Sebab itu, semua masyarakat diminta untuk melakukan berbagai perayaan seperti festival, karnaval, hiburan, pasar kaget, wayang, termasuk salah satunya lomba panjat pinang.
Biasanya, Alek Panjek Pinang ini di selenggarakan pada hari kemerdekaan 17 Agustus, namun lain halnya dengan pemuda-pemudi Nagari Barulak, Kecamatan Tanjung Baru, Kabupaten Tanah Datar. Setiap hari besar seperti sumpah pemuda, hari pahlawan, perayaan hajatan bahkankan di perayaan Khatam Alquran mereka selalu menyelenggarakan Alek Panjek Pinang.
Hafis Maulana, pemuda Nagari Barulak yang juga memahami sedikit banyaknya tentang budaya dan sejarah, Pemuda yang akrab disapa Camiang ini menjelaskan bahwa di Nagari Barulak ini, apapun hari besarnya, Panjat Pinang lah hiburannya.
“Selain hiburan, ini merupakan wujud menghargai jasa para pahlawan terdahulunya bagi kami, mengenang bagaimana perjuangan pendahulu demi sepotong roti, secupak beras demi mengisi lambung, mereka rela menjadi permainan bagi meneer-meneer Belanda dulunya,” jelas Camiang didampingi Mufti dan Dika saat diwawancara Suarapribumi.co.id, Rabu (10/11) di Barulak.
Bertepatan pada 10 November, sebagai hari peringatan Pahlawan Nasional, juga di berkebetulan di hari yang sama di Jorong Lompatan Datar sedang di selenggarakannya Khatam Alquran. Giat pemuda-pemudi begitu semangat saat Suarapribumi.co.id melintasi jalan lintas provinsi Payakumbuh-Batusangar itu.
Disawah yang berlumpur, ratusan manusia membanjiri, mengerumuni sepiring sawah yang merupakan tempat panjat pinang akan dilangsungkan. Bukan hanya panjat pinang yang akan dihidangkan pemuda-pemudi di sini, hidangan lain seperti balap karung, tarik gambang, bola lumpur, mengambil koin dalam tepung, makan kerupuk dan banyak permainan lainnya.
Mahasiswa yang juga merupakan aktivis sejarah Mufti Arham juga mengatakan hal senada, menurutnya meskipun ini adalah warisan tradisi kolonial Belanda, tidak semua warisan kolonialisme itu buruk, seperti sekolah dan rumah sakit contohnya.

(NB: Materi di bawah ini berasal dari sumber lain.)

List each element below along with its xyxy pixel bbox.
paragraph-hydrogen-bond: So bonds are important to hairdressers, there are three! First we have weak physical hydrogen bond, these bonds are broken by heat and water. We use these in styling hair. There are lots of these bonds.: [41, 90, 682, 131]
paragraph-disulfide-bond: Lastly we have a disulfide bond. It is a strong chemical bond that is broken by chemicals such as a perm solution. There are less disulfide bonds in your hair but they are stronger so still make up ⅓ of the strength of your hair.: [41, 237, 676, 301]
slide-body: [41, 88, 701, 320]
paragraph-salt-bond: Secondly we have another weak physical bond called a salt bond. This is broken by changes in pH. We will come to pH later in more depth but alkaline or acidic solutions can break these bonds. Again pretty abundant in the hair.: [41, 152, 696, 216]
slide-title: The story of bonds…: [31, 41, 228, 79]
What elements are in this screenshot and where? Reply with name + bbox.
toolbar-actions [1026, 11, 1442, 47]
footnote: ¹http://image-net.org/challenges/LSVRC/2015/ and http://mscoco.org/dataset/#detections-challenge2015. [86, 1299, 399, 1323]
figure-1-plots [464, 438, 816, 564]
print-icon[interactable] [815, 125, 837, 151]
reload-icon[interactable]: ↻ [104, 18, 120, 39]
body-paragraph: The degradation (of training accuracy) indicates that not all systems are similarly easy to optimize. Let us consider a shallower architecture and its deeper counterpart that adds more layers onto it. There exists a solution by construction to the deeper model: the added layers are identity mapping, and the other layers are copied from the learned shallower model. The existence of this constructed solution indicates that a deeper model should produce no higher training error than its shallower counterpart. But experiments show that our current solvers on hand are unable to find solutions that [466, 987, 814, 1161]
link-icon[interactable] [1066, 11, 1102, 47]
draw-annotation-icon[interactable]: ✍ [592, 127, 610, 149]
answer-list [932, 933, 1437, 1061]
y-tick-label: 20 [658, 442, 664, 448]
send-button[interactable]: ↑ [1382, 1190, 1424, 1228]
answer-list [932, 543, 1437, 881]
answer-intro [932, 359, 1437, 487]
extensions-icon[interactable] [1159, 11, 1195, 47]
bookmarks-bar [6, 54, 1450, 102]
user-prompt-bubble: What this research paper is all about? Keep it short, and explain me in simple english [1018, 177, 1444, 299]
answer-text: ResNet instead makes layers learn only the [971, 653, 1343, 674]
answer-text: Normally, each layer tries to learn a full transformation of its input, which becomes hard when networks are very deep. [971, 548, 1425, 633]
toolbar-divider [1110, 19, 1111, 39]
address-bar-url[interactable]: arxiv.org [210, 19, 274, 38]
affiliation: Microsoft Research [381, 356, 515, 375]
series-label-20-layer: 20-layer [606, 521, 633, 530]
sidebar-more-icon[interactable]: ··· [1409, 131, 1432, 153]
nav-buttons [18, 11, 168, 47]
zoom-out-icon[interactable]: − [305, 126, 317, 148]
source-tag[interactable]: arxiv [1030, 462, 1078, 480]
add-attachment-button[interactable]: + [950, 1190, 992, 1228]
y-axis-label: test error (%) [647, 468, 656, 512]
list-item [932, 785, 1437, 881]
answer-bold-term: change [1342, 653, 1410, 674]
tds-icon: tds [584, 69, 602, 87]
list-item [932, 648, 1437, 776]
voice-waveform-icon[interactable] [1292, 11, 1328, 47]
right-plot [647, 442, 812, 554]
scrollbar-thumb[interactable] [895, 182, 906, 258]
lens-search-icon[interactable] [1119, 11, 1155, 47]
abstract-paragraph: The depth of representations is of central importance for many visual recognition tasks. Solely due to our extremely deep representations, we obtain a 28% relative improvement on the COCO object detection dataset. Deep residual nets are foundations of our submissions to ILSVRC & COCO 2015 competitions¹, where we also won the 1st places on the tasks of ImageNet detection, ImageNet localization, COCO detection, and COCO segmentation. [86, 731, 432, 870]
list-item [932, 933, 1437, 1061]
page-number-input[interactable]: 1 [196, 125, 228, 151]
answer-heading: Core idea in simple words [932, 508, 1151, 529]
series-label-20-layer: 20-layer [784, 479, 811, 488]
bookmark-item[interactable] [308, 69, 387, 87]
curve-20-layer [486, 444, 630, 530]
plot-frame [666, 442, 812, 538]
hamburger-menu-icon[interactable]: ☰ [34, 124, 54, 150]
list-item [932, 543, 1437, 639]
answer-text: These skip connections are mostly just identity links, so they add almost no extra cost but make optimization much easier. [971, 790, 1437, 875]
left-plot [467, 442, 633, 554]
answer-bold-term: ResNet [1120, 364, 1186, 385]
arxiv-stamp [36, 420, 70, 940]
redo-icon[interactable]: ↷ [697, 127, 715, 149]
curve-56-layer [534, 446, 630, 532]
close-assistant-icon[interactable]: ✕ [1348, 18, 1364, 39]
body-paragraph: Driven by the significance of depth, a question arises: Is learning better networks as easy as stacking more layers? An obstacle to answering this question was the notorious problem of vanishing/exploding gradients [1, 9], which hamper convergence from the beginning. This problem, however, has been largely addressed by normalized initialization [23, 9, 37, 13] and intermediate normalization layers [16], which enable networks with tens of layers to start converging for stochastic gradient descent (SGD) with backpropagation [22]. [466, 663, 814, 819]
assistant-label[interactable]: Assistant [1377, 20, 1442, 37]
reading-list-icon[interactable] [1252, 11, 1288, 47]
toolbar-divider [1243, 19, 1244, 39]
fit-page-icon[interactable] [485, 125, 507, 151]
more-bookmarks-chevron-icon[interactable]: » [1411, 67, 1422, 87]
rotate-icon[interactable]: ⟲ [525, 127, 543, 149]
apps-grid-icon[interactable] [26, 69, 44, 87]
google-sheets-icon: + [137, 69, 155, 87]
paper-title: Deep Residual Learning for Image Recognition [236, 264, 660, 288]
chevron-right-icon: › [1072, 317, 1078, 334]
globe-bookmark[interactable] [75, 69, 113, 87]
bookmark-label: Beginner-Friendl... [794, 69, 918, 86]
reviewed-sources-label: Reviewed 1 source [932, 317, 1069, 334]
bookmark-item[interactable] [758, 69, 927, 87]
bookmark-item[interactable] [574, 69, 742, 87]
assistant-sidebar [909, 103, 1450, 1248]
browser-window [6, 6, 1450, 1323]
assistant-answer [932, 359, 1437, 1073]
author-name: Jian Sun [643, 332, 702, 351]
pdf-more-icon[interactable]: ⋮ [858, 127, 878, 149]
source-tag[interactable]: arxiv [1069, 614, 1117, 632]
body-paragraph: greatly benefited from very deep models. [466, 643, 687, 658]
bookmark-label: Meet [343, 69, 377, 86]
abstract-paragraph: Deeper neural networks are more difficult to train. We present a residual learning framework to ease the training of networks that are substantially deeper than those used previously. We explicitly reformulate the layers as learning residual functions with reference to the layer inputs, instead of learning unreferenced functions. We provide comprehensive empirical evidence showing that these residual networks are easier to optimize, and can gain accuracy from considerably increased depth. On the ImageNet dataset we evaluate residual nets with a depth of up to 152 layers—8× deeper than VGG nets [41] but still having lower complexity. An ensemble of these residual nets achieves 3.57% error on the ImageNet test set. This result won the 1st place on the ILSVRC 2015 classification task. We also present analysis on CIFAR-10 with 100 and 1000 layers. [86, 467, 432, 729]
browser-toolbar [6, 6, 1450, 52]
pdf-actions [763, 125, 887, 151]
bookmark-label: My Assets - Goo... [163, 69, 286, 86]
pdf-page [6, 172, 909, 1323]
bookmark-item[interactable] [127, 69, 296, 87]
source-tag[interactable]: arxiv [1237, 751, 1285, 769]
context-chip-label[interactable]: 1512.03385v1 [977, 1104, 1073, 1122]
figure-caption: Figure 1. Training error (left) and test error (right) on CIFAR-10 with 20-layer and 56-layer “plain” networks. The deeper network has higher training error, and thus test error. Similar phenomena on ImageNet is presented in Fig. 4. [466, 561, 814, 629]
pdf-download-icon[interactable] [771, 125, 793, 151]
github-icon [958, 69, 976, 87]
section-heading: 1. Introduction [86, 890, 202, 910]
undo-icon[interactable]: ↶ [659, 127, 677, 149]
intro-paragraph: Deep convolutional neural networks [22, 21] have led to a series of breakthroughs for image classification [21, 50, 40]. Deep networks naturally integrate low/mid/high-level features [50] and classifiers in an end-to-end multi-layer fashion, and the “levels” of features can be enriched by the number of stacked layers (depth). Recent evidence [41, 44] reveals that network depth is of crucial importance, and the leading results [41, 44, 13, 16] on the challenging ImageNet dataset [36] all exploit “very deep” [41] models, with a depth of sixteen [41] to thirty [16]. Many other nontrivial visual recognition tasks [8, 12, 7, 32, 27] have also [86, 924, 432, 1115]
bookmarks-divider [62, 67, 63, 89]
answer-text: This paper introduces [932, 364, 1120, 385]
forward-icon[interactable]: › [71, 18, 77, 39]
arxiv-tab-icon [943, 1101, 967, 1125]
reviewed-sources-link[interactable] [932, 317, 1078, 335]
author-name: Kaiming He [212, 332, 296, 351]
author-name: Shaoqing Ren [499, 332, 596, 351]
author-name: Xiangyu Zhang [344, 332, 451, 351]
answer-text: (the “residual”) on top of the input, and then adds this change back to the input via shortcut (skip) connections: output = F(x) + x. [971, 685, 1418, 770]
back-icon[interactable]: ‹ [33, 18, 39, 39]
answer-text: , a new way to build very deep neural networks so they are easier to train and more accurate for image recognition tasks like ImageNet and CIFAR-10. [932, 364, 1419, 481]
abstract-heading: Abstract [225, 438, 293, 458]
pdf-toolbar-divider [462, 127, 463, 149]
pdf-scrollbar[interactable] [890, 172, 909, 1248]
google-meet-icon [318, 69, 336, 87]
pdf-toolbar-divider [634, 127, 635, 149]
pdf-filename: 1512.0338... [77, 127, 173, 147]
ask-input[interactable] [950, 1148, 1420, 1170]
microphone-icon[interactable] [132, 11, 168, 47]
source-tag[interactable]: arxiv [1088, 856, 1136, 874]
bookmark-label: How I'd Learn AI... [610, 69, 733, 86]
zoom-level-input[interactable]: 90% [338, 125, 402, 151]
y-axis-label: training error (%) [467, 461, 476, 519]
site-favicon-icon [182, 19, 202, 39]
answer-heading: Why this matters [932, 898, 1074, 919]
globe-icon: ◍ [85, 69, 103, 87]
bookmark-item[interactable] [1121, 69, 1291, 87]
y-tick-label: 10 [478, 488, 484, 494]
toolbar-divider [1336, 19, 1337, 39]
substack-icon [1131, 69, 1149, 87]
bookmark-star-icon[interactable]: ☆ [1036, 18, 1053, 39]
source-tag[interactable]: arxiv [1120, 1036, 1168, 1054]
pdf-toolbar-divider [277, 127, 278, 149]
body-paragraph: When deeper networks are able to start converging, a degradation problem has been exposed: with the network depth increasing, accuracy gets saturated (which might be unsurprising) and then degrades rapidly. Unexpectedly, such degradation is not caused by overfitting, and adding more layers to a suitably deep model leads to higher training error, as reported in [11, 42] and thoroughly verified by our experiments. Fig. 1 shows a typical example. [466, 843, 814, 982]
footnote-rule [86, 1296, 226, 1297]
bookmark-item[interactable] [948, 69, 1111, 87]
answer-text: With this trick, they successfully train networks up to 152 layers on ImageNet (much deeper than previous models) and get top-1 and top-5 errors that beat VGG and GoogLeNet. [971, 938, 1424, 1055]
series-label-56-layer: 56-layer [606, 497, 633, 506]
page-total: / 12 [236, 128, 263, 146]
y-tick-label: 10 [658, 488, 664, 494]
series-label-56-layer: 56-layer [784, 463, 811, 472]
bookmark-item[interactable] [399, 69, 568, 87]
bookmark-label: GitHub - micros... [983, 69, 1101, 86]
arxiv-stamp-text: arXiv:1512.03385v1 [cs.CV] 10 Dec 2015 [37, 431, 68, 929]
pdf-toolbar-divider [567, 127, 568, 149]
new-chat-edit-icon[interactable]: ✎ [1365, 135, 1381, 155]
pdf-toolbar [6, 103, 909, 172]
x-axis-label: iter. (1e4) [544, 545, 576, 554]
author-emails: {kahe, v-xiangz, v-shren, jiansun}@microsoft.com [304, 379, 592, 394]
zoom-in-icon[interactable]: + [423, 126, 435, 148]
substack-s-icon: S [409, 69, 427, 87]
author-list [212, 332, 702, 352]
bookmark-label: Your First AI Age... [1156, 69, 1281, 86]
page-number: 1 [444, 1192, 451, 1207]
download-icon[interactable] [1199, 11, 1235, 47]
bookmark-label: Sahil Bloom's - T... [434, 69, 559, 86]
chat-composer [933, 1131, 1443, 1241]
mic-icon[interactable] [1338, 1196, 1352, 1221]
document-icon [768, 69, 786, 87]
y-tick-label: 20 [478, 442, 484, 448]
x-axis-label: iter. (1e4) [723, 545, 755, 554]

“Walapun itu sudah ada sejak zaman kolonial, apasalahnya kita teruskan sebagai hiburan, dan juga bentuk kita mengenang jasa para pahlawan terdahulu. Kami tidak hanya menyelenggarakan Alek Panjek Pinang, kami juga memberikan pengetahuan kepada adik-adik kami tentang sejarahnya, sehingga mereka paham bahwa Alek Panjek Pinang bukan hanya sekedar hiburan, namun ada sejarah yang terkandung didalamnya,” tutur Mufti.